SPIELEFEST. Allen Querelen im Vorfeld und dem veränderten Veranstaltungsort zum Trotz: Die 31. Auflage des österreichischen Spielefests in Wien ist wiederum zu einem Erfolg geworden. Am Sonntagnachmittag zeichnete sich eine Besucherbilanz in der Größenordnung des Vorjahres ab.
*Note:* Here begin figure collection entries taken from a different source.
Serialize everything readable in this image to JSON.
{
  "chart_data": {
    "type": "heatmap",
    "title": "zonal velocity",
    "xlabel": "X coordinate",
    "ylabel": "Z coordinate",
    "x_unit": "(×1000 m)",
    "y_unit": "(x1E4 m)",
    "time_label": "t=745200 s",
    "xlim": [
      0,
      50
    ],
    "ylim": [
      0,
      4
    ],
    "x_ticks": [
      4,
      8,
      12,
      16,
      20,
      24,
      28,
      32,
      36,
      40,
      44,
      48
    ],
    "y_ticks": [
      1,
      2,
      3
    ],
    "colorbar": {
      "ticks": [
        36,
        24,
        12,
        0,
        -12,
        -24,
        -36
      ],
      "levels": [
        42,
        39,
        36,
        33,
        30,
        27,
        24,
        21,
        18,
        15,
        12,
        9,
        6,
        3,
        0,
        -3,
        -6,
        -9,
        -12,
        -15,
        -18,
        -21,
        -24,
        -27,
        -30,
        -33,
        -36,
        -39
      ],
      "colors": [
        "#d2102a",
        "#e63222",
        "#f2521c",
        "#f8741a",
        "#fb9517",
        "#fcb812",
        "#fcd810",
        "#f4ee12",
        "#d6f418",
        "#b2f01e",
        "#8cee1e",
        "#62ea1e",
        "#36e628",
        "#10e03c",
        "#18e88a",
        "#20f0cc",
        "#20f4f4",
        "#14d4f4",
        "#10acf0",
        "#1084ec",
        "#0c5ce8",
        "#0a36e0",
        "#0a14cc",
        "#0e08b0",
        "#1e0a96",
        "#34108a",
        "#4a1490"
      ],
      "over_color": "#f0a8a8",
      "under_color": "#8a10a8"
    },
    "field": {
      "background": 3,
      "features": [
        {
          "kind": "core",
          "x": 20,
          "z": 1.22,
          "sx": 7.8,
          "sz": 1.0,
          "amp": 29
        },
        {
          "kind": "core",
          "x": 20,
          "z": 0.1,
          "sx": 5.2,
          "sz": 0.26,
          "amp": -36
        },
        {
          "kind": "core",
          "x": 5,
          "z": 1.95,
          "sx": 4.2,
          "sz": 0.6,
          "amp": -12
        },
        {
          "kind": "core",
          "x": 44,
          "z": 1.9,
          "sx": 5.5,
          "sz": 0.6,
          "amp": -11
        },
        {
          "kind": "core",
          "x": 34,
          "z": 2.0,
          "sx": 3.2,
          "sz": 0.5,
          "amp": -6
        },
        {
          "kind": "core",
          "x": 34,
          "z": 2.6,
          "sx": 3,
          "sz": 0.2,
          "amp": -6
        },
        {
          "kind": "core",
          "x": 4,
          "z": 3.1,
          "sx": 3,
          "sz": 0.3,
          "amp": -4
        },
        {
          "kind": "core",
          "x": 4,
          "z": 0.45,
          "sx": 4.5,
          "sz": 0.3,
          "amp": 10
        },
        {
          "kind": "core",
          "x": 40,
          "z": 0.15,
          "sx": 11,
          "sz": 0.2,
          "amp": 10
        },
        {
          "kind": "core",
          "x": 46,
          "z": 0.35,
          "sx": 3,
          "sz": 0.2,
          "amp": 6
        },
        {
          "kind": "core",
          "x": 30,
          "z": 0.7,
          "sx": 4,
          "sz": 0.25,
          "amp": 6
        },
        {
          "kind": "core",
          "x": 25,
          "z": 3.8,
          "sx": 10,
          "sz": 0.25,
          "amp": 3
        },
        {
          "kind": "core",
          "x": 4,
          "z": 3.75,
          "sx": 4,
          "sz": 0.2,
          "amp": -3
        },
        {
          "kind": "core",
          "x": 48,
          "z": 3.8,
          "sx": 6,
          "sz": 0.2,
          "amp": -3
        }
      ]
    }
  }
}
Das Spielefest ist noch bis 19 Uhr geöffnet. Gegen halb Vier am Nachmittag wollten noch immer Besucher in die Halle X4. "Hoffentlich wollen sie keinen Tisch zum Spielen"; scherzte Veranstalter Ferdinand de Cassan. Die wurden Mangelware, obwohl das Kontingent aufgestockt worden war. Die Erleichterung war bei de Cassan, der heute seinen 66. Geburtstag feiert, nicht zu überhören. "Wir rechnen wieder mit rund 60.000 Besuchern, vielleicht ein bisschen darunter, aber die finanzielle Abdeckung ist da."
Wie berichtet, war der Umzug vom Haupt- in ein Nebengebäude die große Unbekannte des diesjährigen Spielefestst. Das wurde von zahlreichen Besuchern nicht goutiert, wie auch Ferdinand de Cassan einräumt. Hinzu kamen zahlreiche Querelen im Vorfeld zwischen Veranstalter, Verlagen und Wiener Handel. Der hatte die wichtigste Werbeveranstaltung fürs Gesellschaftsspiel überhaupt boykottiert.
Ob es auch 2016 wieder ein Spielefest geben wird, und wo und wann, ist noch nicht sicher. "Ich will es auf jeden Fall wieder versuchen", sagte Ferdinand de Cassan zur Spielwiese. "Die Entscheidung kann ich aber nicht vor Jahresende treffen."